Free Particle Action

gulsen

I've recently started Feynman & Gibbs. I was sure exercises will be fun, but i can't enjoy myself when i fail solving the first one! Exercise 1-1 says: show that free particle action is

[tex]\frac{m}{2} \frac{x_b^2 - x_a^2}{t_b-t_a}[/tex]

I tried finding anti-derivative of [itex]\dot x^2[/itex], ended up with [itex]x\dot x - \int x d(\dot x)[/itex] via integration by parts. Couldn't do much about the integral. Of course, I know the solution, and can show it using Euler-Lagrange equations, [itex]x=vt[/itex] where [itex]v[/itex] is a constant (taking [itex]x_0=0[/itex]). I can "solve" the question by substituting [itex]x[/itex] in the action integral

[tex]S = \int_{t_a}^{t_b} \frac{m}{2}v^2 dt[/tex]

but i suppose this counts as cheating --kinda solving backwards.

Any ideas on how this kind of stuff can be solved?

smallphi

It's not cheating. The action have different values on different paths. The principle of least action claims that the actual path will extremize the action.

They want you to find the path that extremizes the action by using the usual Euler-Lagrange equations. You know the answer should be motion of constant velocity, x = xa + vt, where v = const = (xb-xa)/(tb-ta). Then you plug that in and evaluate the action on that path.

lightarrow

Shouldn't it be:

[tex]\frac{m}{2} \frac{(x_b - x_a)^2}{t_b-t_a}[/tex]The exercise asks you to find the action S. How S is defined? It's defined as

[tex]S = \int_{t_a}^{t_b} \L dt[/tex]

where L = T - V; T = kinetic energy and V = potential energy;

In this case, V = 0 and T = [tex] \frac{m}{2}v^2 [/tex] and to write kinetic energy you surely don't need Eulero-Lagrange equations, I hope, kinetic energy is defined in that way!

So:

[tex]S = \int_{t_a}^{t_b} \frac{m}{2}v^2 dt[/tex]

Where is the problem? Always start from definitions.

hunt_mat

This looks wrong but the equation of motion here is [tex]\ddot{x}=0[/tex], so:

[tex]
S=\frac{m}{2}\int_{t_{a}}^{t_{b}}\dot{x}^{2}dt=\left[ x\dot{x}\right]_{t_{a}}^{t_{b}}-\int_{t_{a}}^{t_{b}}x\ddot{x}dt
[/tex]

Now in second integral is zero by the equation of motion. Not too sure where to go from here.

RedX

Remember that [tex]\dot{x} [/tex] is the same at the initial time and final time, since [tex]\ddot{x}=0 [/tex].

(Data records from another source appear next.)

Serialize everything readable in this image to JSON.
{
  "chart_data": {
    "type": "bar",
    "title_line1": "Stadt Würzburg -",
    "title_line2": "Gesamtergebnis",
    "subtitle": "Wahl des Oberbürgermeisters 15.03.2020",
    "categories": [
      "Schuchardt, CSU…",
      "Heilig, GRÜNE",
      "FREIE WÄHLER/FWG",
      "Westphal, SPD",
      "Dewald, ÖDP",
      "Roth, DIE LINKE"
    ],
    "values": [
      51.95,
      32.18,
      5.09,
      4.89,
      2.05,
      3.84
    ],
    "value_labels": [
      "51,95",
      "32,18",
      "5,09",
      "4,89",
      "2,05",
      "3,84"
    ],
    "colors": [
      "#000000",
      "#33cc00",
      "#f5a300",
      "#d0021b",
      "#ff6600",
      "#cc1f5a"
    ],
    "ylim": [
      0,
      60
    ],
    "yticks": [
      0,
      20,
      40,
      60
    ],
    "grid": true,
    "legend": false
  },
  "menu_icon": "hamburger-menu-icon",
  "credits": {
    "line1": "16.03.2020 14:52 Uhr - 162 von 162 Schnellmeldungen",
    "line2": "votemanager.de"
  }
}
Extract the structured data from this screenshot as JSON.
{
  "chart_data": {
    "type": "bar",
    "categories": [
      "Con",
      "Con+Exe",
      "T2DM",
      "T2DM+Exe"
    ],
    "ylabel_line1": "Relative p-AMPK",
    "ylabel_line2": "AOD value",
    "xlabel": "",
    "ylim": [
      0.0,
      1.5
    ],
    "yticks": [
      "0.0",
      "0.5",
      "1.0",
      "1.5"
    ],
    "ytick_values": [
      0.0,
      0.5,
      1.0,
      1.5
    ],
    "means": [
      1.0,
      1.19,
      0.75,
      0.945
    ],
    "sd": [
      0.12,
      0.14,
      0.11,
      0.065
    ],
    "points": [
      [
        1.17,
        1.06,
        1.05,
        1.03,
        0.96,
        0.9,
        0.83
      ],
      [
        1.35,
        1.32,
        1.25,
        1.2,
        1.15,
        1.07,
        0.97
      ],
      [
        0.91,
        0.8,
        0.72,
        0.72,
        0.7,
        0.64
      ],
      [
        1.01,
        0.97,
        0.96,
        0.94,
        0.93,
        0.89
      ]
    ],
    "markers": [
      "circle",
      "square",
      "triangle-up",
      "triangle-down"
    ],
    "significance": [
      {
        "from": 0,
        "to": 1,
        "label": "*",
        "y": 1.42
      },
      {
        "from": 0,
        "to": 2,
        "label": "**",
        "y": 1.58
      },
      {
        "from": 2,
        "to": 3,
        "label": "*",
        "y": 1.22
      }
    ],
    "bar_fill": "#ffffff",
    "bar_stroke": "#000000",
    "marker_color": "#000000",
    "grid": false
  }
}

So you get [tex]\left[ x\dot{x}\right]_{t_{a}}^{t_{b}}=\dot{x}(x_b-x_a)=\frac{(x_b-x_a)^2}{t_b-t_a} [/tex]

So you can check that the derivative of the action:

[tex]S=\frac{m}{2}\frac{(x_b-x_a)^2}{t_b-t_a} [/tex]

with respect to x_b equals momentum, and with respect to time equals negative energy (which in this case is just kinetic).